A responsável pelo núcleo, Fabiana Martins destacou como a saúde pode antecipar casos mais graves a partir das fases de agressão.

“A violência, inclusive o feminicídio, não surge do nada. Ela se constrói no silêncio, na dor e na falta de cuidado.”

Para ela os casos de feminicídios em Marília expõem ciclos da violência e mostram que buscar ajuda é essencial para salvar vidas.

Antes de chegar às mulheres, o núcleo investiu em capacitações para profissionais de saúde. Desse modo, apresentou os diferentes tipos de violência, ciclos, aspectos legais, acolhimento das vítimas e fortalecimento da rede de proteção.
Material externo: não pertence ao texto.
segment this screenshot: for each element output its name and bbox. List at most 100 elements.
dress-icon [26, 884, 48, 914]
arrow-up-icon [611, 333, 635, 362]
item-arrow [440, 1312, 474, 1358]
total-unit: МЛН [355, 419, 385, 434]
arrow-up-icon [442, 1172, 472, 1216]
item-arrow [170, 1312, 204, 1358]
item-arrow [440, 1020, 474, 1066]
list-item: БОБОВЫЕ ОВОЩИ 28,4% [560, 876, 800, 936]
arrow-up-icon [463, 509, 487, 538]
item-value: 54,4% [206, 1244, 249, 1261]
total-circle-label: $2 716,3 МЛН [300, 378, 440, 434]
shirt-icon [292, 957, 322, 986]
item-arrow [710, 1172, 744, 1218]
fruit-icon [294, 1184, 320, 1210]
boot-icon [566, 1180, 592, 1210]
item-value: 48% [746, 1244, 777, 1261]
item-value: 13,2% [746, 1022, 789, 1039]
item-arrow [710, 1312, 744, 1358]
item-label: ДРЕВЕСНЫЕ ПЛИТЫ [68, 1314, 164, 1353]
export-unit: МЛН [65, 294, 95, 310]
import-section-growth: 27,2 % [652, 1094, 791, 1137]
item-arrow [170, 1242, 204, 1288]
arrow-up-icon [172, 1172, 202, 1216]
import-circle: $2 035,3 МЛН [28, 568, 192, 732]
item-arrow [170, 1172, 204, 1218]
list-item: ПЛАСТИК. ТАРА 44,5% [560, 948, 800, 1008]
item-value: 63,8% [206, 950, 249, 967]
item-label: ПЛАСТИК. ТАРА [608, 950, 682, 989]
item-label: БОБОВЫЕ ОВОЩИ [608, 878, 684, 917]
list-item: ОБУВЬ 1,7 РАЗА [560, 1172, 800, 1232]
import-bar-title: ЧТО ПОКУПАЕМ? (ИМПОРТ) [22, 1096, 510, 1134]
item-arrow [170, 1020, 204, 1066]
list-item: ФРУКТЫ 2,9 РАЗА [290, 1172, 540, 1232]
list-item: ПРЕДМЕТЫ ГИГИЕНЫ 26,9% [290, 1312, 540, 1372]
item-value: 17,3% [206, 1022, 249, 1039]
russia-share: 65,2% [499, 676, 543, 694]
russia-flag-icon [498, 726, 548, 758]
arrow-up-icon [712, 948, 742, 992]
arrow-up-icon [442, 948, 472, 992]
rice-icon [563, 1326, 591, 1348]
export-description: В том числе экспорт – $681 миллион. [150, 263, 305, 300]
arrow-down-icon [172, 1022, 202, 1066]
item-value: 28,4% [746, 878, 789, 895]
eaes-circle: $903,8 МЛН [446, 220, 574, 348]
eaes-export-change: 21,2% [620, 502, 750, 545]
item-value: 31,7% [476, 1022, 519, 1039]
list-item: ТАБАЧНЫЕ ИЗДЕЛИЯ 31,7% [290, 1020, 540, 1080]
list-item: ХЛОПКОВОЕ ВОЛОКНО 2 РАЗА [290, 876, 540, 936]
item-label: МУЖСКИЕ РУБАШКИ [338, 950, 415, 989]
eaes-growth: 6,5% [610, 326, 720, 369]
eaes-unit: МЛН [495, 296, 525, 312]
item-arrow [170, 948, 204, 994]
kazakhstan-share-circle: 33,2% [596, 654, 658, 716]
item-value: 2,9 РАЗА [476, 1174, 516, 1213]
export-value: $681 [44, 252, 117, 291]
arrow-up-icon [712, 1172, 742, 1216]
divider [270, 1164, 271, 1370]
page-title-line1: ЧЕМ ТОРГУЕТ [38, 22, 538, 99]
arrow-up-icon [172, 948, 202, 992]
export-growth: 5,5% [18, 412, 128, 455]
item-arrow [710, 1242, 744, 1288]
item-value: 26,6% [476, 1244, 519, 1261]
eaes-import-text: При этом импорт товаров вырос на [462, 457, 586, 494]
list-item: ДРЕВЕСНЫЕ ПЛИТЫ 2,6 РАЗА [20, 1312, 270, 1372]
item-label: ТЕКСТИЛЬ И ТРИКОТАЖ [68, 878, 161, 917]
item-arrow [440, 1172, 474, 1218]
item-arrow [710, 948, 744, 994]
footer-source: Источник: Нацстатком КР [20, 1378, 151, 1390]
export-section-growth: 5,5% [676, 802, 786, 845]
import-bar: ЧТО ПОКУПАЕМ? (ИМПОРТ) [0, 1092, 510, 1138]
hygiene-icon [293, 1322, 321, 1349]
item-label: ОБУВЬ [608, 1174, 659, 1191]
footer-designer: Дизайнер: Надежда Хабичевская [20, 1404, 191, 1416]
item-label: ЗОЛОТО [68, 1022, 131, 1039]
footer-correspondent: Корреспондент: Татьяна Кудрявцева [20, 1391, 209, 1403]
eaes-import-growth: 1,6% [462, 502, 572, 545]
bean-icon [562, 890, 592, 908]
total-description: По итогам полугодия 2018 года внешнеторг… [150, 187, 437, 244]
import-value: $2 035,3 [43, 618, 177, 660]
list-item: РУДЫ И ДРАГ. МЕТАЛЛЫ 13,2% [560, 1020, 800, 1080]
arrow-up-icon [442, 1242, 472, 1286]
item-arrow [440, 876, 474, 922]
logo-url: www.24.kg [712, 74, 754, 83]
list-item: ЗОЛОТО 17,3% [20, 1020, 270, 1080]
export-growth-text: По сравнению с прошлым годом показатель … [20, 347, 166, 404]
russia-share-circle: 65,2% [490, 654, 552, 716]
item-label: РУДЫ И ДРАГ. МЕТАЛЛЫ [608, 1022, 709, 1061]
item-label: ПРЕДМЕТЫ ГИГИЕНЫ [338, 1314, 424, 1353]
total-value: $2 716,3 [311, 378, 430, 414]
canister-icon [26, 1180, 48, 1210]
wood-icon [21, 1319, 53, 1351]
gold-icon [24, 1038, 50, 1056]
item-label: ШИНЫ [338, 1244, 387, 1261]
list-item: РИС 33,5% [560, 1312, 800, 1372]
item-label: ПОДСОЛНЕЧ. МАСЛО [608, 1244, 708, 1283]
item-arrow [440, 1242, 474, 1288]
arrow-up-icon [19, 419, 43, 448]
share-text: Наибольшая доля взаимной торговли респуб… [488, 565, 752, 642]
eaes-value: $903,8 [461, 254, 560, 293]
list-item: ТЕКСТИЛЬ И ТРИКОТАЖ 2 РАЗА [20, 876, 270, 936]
Capacitação do núcleo para profissionais

Conscientização

Além disso, o perfil no Instagram @violencias.ss_previo amplia a conscientização com conteúdos educativos, incentivando a denúncia, bem como a prevenção.

Fabiana afirmou que o Núcleo está presente nas unidades de saúde, capacitando profissionais, fortalecendo a escuta e o acolhimento.

Orientações sobre violência contra o idoso realizada pelas equipes de saúde

Ela destacou que o caso de Vanessa foi estopim para discutir dependência emocional, ciclos da violência e a necessidade de acolher sem julgamentos, oferecendo suporte integral.

Por fim, Fabiana concluiu que é urgente mover todas as forças para enfrentar a violência, evitando que outras mulheres tenham o mesmo destino de Vanessa.